Spaccio di droga, due arresti a Lucca: indagine partita dalla morte di un 57enne

Spaccio di droga, due arresti a Lucca: indagine partita dalla morte di un 57enne

Redazione

di Redazione

LUCCA - La Polizia di Stato ha eseguito due misure cautelari in carcere nei confronti di una donna italiana di 56 anni e di un cittadino marocchino di 37 anni, indagati per spaccio di sostanze stupefacenti

L’operazione, condotta dalla Squadra Mobile della Questura di Lucca, si inserisce in un procedimento penale avviato nel 2024 dopo la morte di un uomo di 57 anni, deceduto per insufficienza cardiaca acuta collegata all’assunzione di cocaina. Le indagini, sviluppate anche attraverso l’ascolto di alcuni testimoni, hanno portato a individuare nella coppia i presunti fornitori ai quali la vittima si era rivolta la sera precedente al decesso.

Secondo quanto ricostruito dagli investigatori, i due avrebbero gestito un’attività di spaccio di cocaina e hashish insieme ad altri due uomini di origine magrebina, dai quali si rifornivano di cocaina destinata al mercato locale. La collaborazione tra i quattro avrebbe consentito di raggiungere un ampio numero di acquirenti.

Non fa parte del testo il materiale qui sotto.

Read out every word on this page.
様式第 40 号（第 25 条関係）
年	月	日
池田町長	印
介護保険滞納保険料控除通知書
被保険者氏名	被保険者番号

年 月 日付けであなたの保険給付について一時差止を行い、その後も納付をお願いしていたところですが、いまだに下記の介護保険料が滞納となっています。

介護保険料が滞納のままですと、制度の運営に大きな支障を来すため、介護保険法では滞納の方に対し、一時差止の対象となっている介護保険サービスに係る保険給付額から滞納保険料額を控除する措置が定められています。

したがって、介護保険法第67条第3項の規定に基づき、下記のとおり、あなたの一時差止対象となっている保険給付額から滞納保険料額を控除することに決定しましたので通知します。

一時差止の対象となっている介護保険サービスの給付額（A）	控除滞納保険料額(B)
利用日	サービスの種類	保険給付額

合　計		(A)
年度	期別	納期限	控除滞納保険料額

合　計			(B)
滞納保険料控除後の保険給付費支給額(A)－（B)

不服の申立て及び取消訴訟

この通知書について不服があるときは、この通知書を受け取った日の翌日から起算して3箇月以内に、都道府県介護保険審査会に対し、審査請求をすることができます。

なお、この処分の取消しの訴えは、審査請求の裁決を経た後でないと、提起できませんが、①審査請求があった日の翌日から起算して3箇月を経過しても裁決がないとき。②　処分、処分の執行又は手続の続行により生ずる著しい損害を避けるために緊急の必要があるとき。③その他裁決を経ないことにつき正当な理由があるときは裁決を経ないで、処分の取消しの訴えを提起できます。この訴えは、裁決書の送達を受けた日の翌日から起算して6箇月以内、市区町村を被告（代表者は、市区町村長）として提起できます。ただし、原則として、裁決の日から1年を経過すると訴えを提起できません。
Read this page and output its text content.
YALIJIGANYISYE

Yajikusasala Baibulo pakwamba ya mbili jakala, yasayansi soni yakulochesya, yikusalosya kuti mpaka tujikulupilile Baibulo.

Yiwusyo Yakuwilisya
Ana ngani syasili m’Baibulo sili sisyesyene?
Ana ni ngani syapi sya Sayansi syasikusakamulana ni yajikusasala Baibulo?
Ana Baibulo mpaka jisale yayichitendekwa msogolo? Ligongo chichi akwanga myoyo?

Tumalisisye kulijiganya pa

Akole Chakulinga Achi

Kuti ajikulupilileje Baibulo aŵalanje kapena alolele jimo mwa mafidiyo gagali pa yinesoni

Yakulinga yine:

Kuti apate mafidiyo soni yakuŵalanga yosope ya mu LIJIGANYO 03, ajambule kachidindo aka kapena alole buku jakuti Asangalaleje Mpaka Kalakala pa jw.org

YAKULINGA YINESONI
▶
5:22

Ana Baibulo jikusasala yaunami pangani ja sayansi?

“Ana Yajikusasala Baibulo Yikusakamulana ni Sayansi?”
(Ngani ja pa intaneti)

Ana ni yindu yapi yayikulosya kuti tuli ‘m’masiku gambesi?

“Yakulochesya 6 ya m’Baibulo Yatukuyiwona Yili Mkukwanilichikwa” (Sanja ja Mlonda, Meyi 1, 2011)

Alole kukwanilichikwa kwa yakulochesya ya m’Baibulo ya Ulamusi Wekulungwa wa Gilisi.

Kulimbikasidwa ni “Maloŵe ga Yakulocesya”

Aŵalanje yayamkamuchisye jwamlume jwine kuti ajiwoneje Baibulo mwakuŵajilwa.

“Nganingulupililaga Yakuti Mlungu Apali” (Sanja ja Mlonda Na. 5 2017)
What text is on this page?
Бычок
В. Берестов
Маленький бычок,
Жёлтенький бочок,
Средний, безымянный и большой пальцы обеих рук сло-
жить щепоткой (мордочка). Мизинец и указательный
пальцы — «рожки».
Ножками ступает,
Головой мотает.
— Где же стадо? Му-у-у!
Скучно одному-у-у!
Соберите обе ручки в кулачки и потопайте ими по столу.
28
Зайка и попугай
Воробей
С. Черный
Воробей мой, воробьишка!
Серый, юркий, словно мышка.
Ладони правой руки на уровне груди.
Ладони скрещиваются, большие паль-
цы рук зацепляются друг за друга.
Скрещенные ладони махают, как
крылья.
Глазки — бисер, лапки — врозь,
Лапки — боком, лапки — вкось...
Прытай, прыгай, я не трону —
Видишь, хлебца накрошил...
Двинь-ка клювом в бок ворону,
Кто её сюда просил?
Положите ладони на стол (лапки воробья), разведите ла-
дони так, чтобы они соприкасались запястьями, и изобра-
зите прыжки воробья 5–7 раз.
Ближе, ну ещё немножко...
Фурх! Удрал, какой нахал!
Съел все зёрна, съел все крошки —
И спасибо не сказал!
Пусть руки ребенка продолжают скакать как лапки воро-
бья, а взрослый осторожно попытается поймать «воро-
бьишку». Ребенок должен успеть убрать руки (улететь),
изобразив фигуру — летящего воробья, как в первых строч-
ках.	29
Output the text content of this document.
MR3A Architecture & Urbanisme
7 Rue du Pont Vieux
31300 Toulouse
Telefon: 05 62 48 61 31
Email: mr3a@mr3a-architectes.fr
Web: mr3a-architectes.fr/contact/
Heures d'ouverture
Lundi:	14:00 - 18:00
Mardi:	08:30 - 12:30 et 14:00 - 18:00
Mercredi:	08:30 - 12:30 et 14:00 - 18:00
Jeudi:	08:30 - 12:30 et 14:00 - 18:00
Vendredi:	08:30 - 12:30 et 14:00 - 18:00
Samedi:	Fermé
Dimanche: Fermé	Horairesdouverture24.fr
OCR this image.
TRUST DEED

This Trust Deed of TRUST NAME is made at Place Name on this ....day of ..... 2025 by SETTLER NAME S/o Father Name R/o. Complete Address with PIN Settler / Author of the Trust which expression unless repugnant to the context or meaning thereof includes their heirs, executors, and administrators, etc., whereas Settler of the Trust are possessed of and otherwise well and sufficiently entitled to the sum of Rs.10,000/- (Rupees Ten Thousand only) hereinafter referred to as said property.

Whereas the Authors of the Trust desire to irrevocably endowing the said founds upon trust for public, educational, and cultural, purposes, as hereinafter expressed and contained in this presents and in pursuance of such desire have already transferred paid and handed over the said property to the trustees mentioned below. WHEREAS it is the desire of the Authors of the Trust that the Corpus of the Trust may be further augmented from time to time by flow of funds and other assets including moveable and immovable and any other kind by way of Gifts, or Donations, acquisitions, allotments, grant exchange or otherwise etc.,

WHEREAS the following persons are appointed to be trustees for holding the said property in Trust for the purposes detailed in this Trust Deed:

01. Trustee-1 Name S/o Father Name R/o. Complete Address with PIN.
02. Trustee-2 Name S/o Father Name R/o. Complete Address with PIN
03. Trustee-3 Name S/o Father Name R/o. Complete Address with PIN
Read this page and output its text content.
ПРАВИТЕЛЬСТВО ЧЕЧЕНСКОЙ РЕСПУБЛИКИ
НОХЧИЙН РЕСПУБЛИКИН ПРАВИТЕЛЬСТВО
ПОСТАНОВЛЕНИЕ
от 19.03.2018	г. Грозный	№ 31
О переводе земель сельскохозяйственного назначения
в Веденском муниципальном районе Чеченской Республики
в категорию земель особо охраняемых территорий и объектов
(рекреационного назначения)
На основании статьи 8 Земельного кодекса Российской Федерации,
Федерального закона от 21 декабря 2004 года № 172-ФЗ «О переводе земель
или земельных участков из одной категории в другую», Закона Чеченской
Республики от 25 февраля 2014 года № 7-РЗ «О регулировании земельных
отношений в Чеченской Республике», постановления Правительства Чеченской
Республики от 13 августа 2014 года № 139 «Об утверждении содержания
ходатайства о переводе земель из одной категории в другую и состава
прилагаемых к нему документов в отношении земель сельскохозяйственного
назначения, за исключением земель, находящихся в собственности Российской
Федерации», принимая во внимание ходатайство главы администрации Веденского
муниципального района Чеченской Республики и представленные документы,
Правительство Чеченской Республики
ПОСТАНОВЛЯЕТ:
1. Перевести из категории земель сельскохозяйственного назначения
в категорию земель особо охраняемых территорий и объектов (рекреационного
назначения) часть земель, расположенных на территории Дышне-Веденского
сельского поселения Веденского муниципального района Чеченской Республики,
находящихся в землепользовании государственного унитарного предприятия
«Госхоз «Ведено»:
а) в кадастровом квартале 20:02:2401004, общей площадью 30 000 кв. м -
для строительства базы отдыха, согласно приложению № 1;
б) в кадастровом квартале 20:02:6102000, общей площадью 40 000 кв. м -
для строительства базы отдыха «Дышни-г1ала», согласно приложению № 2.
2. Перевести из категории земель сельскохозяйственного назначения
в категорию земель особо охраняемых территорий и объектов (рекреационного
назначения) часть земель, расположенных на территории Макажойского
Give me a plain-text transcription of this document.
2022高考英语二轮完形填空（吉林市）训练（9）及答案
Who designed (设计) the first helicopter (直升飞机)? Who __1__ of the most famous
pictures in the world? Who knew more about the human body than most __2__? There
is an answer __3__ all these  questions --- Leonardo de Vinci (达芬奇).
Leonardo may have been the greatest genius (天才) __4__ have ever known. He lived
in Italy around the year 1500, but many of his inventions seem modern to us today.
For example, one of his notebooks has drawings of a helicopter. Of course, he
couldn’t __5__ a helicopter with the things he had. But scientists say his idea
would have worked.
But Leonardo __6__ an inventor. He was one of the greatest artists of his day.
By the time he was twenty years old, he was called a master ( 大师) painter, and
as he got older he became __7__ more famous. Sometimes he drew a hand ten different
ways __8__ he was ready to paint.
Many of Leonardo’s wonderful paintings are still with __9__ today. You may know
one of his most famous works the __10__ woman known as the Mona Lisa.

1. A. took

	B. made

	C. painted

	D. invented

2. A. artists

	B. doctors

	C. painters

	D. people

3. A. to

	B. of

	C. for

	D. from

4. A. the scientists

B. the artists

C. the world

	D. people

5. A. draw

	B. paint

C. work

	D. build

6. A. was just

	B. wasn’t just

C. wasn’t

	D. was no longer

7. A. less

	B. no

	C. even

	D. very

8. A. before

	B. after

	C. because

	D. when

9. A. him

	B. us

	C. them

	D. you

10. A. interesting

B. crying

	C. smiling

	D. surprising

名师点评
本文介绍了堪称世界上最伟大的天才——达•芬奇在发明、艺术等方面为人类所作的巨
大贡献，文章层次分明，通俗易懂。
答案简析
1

Nel corso dell’attività investigativa è stato inoltre arrestato un cittadino marocchino trovato in possesso di 16 dosi di cocaina (per un peso lordo di 19,93 grammi), 7 panetti di hashish (543,25 grammi complessivi) e 15.670 euro ritenuti provento dello spaccio. In un’altra operazione collegata sono stati arrestati altri due uomini, anch’essi di origine marocchina, con circa 5 chilogrammi di hashish.

Dagli accertamenti è emerso che, a partire dalla fine di dicembre 2024, i quattro indagati avrebbero interrotto la collaborazione, proseguendo l’attività di spaccio separatamente.

Gli elementi raccolti hanno portato alla richiesta di misura cautelare, poi emessa dal gip del Tribunale di Lucca nel giugno 2026. Le operazioni di rintraccio si sono rivelate complesse anche per l’assenza di una dimora stabile degli indagati, fino all’esecuzione odierna dei provvedimenti. Al termine degli atti di rito, l’uomo è stato trasferito nel carcere di Lucca, mentre la donna è stata condotta a Sollicciano.